In December 1913 The Times announced that a site in London had been acquired to build the Shakespeare Memorial National Theatre. Located on Keppel Street between Malet Street and Gower Street in Bloomsbury the land was bought from the Duke of Bedford for approximately £60,000.
The project was being run by the Shakespeare Memorial National Theatre Committee which was formed in 1908 by combining two existing movements. The first was a National Theatre campaign which had been rumbling along since the mid-nineteenth century and gained impetus in 1904 after the publication of William Archer and Harley Granville Barker’s book A National Theatre: Scheme & Estimates which detailed plans for funding and running a national theatre. The other was the Shakespeare Memorial Committee, founded in 1905 on the money of a brewer who wanted a Shakespeare statue installed in London. The proposed statue proved to be very unpopular but a way forward was found by Committee-member and English professor, Israel Gollancz, who carefully used the word ‘memorial’ rather than ‘statue’ in their resolution, thus satisfying the brewer while leaving the way open for a theatre.
The newly formed Committee included actor-managers, composers, academics and writers, Harley Granville Barker, George Bernard Shaw, Sidney Lee, Thomas Hardy and prominent Stratford novelist, Marie Corelli. A key member was Edith Lyttelton who not only organized fund-raising and wrote a Shakespeare Pageant, performed at Knole Park, but also secured the first major business donation to the funds of £70,000.
The Committee had considered and rejected various sites in London including Spring Gardens, off The Mall and a site near Waterloo Bridge on the South Bank. This was rejected on the grounds of difficulty of access. There were concerns that Keppel Street was too far from the London theatre district to attract audiences but Sir Herbert Beerbohm Tree pointed out that ‘we have motors to-day’. Harley Granville Barker argued that people would set out deliberately to visit the theatre rather than drop in by chance ‘a place they will decide upon at least a day before they visit it’.

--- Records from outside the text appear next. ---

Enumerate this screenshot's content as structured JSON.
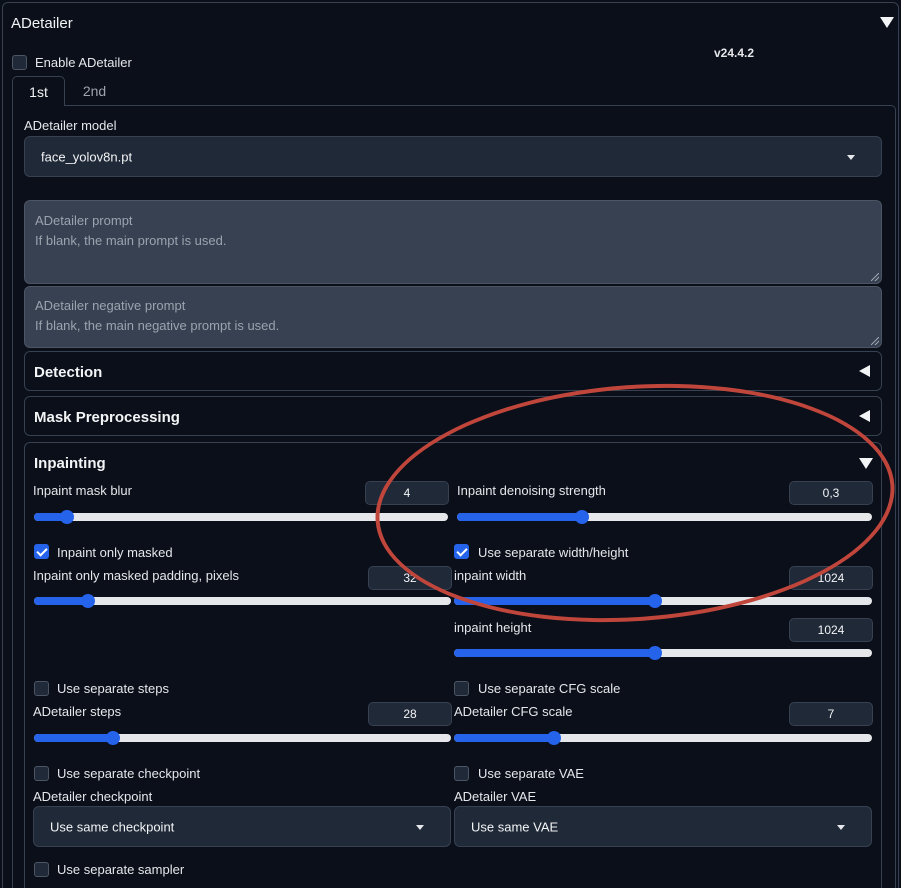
{
  "panel": {
    "title": "ADetailer",
    "version": "v24.4.2",
    "enable_label": "Enable ADetailer",
    "enabled": false
  },
  "tabs": [
    {
      "label": "1st",
      "active": true
    },
    {
      "label": "2nd",
      "active": false
    }
  ],
  "model": {
    "label": "ADetailer model",
    "value": "face_yolov8n.pt"
  },
  "prompt": {
    "placeholder_line1": "ADetailer prompt",
    "placeholder_line2": "If blank, the main prompt is used."
  },
  "negative_prompt": {
    "placeholder_line1": "ADetailer negative prompt",
    "placeholder_line2": "If blank, the main negative prompt is used."
  },
  "sections": {
    "detection": "Detection",
    "mask_preprocessing": "Mask Preprocessing",
    "inpainting": "Inpainting"
  },
  "inpainting": {
    "mask_blur": {
      "label": "Inpaint mask blur",
      "value": "4",
      "fraction": 0.08
    },
    "denoise": {
      "label": "Inpaint denoising strength",
      "value": "0,3",
      "fraction": 0.3
    },
    "only_masked": {
      "label": "Inpaint only masked",
      "checked": true
    },
    "separate_wh": {
      "label": "Use separate width/height",
      "checked": true
    },
    "padding": {
      "label": "Inpaint only masked padding, pixels",
      "value": "32",
      "fraction": 0.13
    },
    "width": {
      "label": "inpaint width",
      "value": "1024",
      "fraction": 0.48
    },
    "height": {
      "label": "inpaint height",
      "value": "1024",
      "fraction": 0.48
    },
    "separate_steps": {
      "label": "Use separate steps",
      "checked": false
    },
    "separate_cfg": {
      "label": "Use separate CFG scale",
      "checked": false
    },
    "steps": {
      "label": "ADetailer steps",
      "value": "28",
      "fraction": 0.19
    },
    "cfg": {
      "label": "ADetailer CFG scale",
      "value": "7",
      "fraction": 0.24
    },
    "separate_checkpoint": {
      "label": "Use separate checkpoint",
      "checked": false
    },
    "separate_vae": {
      "label": "Use separate VAE",
      "checked": false
    },
    "checkpoint": {
      "label": "ADetailer checkpoint",
      "value": "Use same checkpoint"
    },
    "vae": {
      "label": "ADetailer VAE",
      "value": "Use same VAE"
    },
    "separate_sampler": {
      "label": "Use separate sampler",
      "checked": false
    }
  },
  "colors": {
    "accent": "#2563eb",
    "annotation": "#c0463c",
    "background": "#0b0f19"
  }
}
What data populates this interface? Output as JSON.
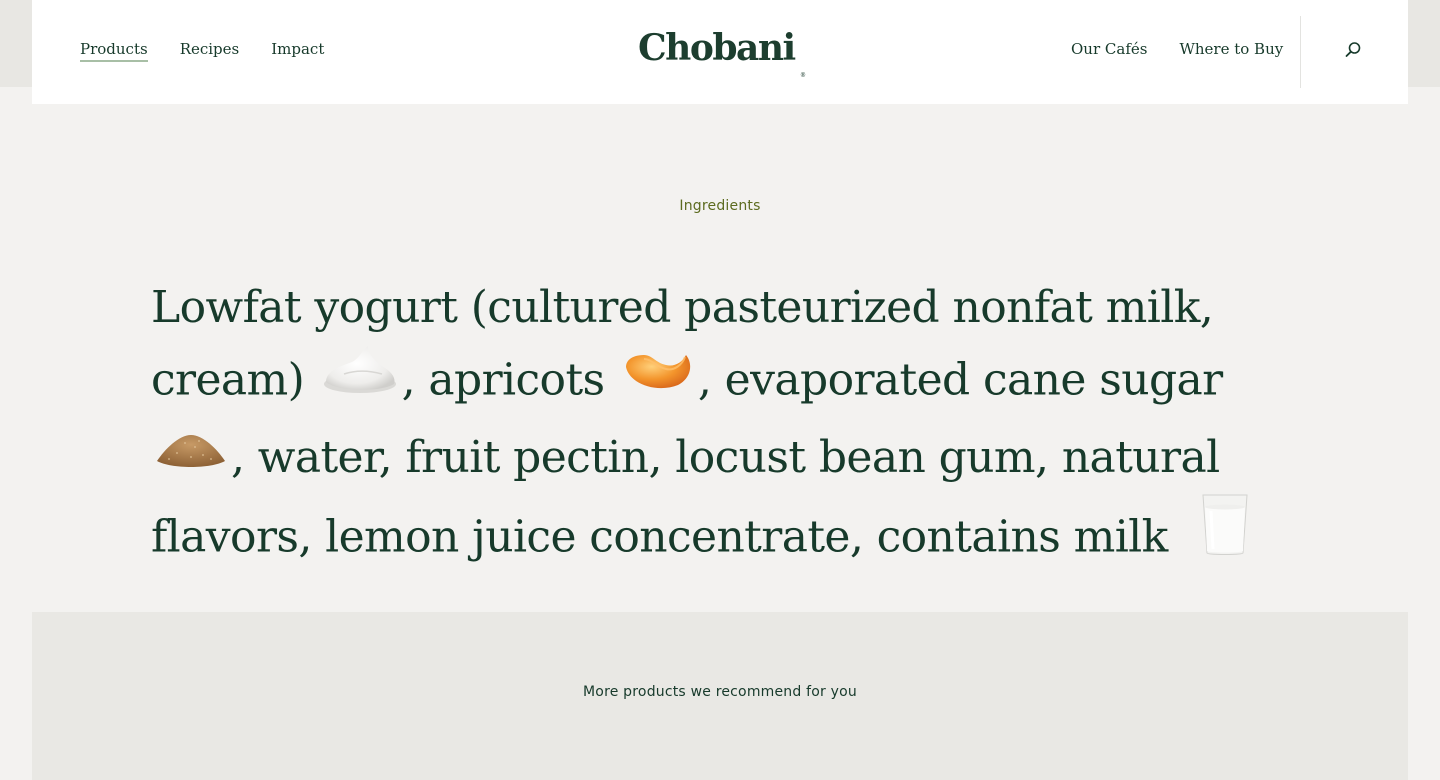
{
  "header": {
    "logo": "Chobani",
    "logo_mark": "®",
    "nav_left": [
      {
        "label": "Products",
        "active": true
      },
      {
        "label": "Recipes",
        "active": false
      },
      {
        "label": "Impact",
        "active": false
      }
    ],
    "nav_right": [
      {
        "label": "Our Cafés"
      },
      {
        "label": "Where to Buy"
      }
    ],
    "search_icon": "search-icon"
  },
  "ingredients": {
    "eyebrow": "Ingredients",
    "segments": {
      "s1": "Lowfat yogurt (cultured pasteurized nonfat milk, cream)",
      "s2": ", apricots",
      "s3": ", evaporated cane sugar",
      "s4": ", water, fruit pectin, locust bean gum, natural flavors, lemon juice concentrate, contains milk",
      "s5": "."
    },
    "icons": [
      "cream-icon",
      "apricot-icon",
      "cane-sugar-icon",
      "milk-glass-icon"
    ]
  },
  "recommendations": {
    "title": "More products we recommend for you"
  },
  "colors": {
    "page_bg": "#f3f2f0",
    "text_primary": "#173a2b",
    "eyebrow": "#5c6b1f",
    "active_underline": "#a8bfa6",
    "recommend_bg": "#e9e8e4"
  }
}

Not everyone was in favour: an anonymous letter in the Daily Express noted the proximity to the British Museum and asked ‘Could anything be more appropriate for this fossilised idea?’
Nevertheless, Israel Gollancz stated the aim of having a national theatre worthy of Shakespeare’s name open in time for the celebrations of the tercentenary in 1916.
War intervened. The Committee was broken up for the duration and the theatre was never built. In 1916 a hut was put up on the site by the YMCA for the benefit of troops and known as the ‘Shakespeare Hut’. The plot was sold in 1922 and is now the site of the London School of Hygiene and Tropical Medicine.
History repeated itself when the Shakespeare Memorial National Theatre Committee bought another plot in 1937, this time on Exhibition Road in Kensington. Plans were drawn up by Edwin Lutyens and funds were raised. Another war intervened and another plan was abandoned.
Finally attention turned south of the river.